Australia’s honour system is respected for its integrity, and it is democratic: the fourteen Queenslanders to whom I have just presented awards and honours were nominated by their peers –their fellow citizens.
And it is through the attention to detail, the ceremonial turnout including of the 1-RAR Band, and the rich history imbued with these ceremonies, that Kaye and I seek very much to meet the wider community’s gratitude for the beneficial contributions of our recipients.
And the highly diverse citations we have just heard reflect true vibrancy and cohesiveness within our Far North Queensland communities.
And so today we have acknowledged a former school teacher, turned politician, who variously represented the constituents of Mulgrave in our Parliament for 17 years, including many years as a Minister of State.
There are emergency services personnel – police officers, and from the rural fire brigade, already highly respected members of our communities – who have gone above and beyond their professional duties, including, as did Sergeant Van Egmond, in perilous circumstances.
There is excellence recognised, too, in other professions, including in the public service – in environmental management and at an executive level; in the law; to education; in the performing arts space; and to history, especially, and very significantly, to the preservation and understanding of our State’s enriching Indigenous heritage.
Others still have devoted decades to serving their communities in voluntary and benevolent capacities, including by supporting those down on their luck and deserving of our compassion.

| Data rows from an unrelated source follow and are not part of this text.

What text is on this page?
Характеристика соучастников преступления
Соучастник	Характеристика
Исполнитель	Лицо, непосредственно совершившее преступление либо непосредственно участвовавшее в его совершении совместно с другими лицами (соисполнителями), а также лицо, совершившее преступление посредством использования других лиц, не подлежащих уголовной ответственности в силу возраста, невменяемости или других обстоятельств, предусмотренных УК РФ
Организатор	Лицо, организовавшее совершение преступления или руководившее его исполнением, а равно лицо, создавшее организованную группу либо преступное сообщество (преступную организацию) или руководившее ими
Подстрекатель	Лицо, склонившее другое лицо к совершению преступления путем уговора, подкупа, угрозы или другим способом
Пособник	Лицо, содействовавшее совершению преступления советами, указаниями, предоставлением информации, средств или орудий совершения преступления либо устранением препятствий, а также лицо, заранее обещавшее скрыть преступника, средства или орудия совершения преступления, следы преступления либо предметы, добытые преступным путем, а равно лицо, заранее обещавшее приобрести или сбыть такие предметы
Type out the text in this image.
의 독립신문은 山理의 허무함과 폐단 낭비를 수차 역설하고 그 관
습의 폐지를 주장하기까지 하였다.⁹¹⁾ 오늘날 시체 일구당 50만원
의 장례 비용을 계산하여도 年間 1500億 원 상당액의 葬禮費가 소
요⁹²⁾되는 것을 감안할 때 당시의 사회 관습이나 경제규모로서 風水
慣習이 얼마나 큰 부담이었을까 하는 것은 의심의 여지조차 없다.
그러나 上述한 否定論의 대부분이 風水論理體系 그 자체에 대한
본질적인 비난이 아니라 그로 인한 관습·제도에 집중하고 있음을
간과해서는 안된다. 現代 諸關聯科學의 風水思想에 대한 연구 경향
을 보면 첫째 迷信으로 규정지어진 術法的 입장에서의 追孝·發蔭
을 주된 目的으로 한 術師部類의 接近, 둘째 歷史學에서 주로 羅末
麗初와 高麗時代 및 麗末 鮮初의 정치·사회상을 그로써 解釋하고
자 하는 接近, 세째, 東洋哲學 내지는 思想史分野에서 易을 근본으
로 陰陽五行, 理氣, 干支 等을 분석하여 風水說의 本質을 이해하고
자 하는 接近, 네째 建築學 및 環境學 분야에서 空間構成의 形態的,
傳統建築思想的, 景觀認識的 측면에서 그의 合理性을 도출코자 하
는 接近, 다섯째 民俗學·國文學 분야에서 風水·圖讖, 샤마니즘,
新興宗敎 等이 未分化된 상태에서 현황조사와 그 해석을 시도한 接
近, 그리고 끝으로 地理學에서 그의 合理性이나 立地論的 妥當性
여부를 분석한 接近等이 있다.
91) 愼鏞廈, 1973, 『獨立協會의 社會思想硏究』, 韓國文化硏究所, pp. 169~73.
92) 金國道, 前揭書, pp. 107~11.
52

The awards and honours I have just presented tangibly recognise these meaningful contributions – and to our recipients I say, wear your medals with pride, however humbled you may feel; may your worthy recognition inspire others!
It is a source of additional pride for Kaye and me that we could come to you, here to Cairns, for this important ceremony.
We hope you see it very much as reflecting the high esteem we hold for all the people of this dynamic tropical city, and the Far North region.
Thank you, and please enjoy the hospitality on offer today as Kaye and I continue to channel the gratitude the people of Queensland express for you all.